Ricochet a déjà un an. Ce jeune média multiplateforme se fond à merveille dans le nouveau paysage médiatique québécois, aux côtés de Nouveau Projet et de Planète F. Sans doute parce qu’il répond à un besoin : celui du « slow journalism » – un journalisme fouillé sur des sujets moins couverts par les gros médias, comme le social et l’international.

«Le succès de notre campagne de sociofinancement – 83 000$ pour bâtir notre plateforme et payer les journalistes – nous a appris que les lecteurs nous trouvent pertinents. Loin de l’instantané, nous privilégions l’analyse et les articles fouillés», présente la responsable de l’information journalistique, Gabrielle Brassard-Lecours.

La cause autochtone
La lutte des Cris de la Baie-James pour leur territoire, les enquêtes indépendantes sur la police ou encore l’itinérance migrante à Paris; les sujets alertent notre curiosité par leur regard différent sur des enjeux souvent oubliés. Les autochtones, l’environnement, le communautaire ou encore les questions syndicales, des thèmes peu courants dans les grands quotidiens.

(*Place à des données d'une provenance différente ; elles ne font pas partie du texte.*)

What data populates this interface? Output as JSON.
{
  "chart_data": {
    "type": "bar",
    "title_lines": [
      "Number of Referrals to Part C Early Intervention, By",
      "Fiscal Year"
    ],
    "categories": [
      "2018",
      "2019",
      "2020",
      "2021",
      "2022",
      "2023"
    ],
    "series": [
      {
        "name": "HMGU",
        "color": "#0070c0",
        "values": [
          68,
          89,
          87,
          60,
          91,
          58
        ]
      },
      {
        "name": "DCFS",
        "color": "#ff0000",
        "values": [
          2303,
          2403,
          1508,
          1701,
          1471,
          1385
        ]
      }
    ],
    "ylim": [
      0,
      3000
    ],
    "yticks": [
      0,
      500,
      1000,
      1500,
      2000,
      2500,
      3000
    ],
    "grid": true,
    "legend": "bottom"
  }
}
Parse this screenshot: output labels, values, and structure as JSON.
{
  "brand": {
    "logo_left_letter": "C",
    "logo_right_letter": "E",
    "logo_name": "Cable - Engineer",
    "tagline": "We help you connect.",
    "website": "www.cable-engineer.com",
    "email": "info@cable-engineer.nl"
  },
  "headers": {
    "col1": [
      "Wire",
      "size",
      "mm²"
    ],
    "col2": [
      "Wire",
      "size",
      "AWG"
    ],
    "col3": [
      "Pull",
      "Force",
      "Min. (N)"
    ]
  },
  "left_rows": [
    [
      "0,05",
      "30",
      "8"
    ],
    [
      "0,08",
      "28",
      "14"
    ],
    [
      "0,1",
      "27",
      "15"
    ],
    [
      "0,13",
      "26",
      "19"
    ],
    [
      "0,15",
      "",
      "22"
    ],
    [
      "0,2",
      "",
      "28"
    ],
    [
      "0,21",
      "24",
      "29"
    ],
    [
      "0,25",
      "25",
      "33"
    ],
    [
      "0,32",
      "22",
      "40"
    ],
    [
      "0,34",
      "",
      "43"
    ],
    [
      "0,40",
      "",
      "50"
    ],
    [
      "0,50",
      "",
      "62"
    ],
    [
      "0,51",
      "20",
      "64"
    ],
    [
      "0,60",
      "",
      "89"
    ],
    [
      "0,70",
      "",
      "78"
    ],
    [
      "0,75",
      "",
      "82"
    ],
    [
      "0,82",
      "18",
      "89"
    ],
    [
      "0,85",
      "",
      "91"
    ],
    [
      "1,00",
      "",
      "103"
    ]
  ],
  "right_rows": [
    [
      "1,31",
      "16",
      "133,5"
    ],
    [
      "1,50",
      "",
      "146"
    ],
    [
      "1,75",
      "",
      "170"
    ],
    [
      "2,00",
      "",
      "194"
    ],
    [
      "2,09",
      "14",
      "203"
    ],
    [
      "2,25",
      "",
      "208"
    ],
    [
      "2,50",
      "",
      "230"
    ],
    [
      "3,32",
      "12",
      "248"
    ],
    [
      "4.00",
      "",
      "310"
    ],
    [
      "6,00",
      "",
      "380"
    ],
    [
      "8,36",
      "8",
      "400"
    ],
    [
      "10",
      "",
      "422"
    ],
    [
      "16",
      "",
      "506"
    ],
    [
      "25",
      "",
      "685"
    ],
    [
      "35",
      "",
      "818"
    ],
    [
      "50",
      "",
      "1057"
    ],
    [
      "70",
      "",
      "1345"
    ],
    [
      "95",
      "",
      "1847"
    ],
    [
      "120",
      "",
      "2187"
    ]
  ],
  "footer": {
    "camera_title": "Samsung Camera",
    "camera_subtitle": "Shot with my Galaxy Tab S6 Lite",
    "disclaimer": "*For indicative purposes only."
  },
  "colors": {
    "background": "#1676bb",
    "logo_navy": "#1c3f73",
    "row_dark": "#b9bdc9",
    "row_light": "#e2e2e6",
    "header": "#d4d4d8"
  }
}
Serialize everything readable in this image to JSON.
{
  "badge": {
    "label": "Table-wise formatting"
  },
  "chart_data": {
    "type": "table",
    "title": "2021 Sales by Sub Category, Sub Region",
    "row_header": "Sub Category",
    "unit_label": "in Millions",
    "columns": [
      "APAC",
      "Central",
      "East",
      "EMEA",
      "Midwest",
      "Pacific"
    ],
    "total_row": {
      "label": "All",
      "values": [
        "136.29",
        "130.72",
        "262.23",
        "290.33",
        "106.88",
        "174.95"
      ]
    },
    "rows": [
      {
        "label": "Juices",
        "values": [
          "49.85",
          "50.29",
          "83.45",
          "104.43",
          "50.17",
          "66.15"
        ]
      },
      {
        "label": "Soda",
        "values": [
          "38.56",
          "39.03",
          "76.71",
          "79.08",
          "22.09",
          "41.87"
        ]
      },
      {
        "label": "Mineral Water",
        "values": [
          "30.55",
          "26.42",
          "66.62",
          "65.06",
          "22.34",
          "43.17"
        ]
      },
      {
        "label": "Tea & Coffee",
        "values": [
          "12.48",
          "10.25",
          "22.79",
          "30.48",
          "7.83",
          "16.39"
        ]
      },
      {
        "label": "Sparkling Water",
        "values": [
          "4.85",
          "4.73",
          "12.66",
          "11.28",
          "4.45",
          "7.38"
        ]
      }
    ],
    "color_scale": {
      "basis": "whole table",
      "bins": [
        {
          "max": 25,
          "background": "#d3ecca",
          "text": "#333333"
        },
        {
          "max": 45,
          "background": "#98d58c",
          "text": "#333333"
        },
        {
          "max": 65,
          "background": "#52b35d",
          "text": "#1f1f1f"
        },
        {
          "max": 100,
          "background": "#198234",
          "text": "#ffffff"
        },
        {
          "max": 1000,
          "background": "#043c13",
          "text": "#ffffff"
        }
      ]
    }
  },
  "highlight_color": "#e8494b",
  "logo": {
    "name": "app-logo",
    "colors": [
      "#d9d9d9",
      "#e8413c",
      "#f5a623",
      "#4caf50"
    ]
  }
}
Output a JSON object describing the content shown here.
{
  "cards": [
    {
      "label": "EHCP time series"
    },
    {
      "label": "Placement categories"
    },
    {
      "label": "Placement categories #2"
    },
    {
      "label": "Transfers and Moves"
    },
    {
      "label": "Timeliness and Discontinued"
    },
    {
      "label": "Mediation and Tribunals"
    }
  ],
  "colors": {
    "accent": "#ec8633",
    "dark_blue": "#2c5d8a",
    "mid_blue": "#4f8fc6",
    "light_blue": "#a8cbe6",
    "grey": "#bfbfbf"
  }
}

Ceux qui écrivent, essentiellement des journalistes pigistes, ont de la place et du temps. Et ils peuvent le faire dans les deux langues, car Ricochet s’affiche bilingue, grâce à une petite équipe installée à Vancouver. Et les articles voisinent les chroniques de Gabriel Nadeau-Dubois pour la politique et de Ianik Marcil pour l’économie.

Place aux abonnés
Jeune, francophone et branché sur les médias sociaux, le lecteur type peut même prendre part au journal en proposant et encourageant des sujets d’article. «C’est le privilège d’être abonné. Pour 5$ par mois, vous avez accès à la salle des nouvelles et pouvez voter pour le sujet que vous aimeriez voir traité. Un article sur six répond à ce traitement», explique Mme Brassard-Lecours.

S’il n’y a pas de version papier à Ricochet, l’équipe ne refuse pas pour autant d’explorer un jour cette avenue. «On aimerait ça et aussi coller un peu plus à l’actualité. Pour cela, nous avons besoin d’un peu plus de stabilité dans l’équipe – essentiellement bénévole. Notre principal défi est de trouver comment le financer adéquatement», confie la responsable de l’information. La phase deux de Ricochet commence maintenant : trouver comment faire durer ce magazine web au regard différent sur l’actualité.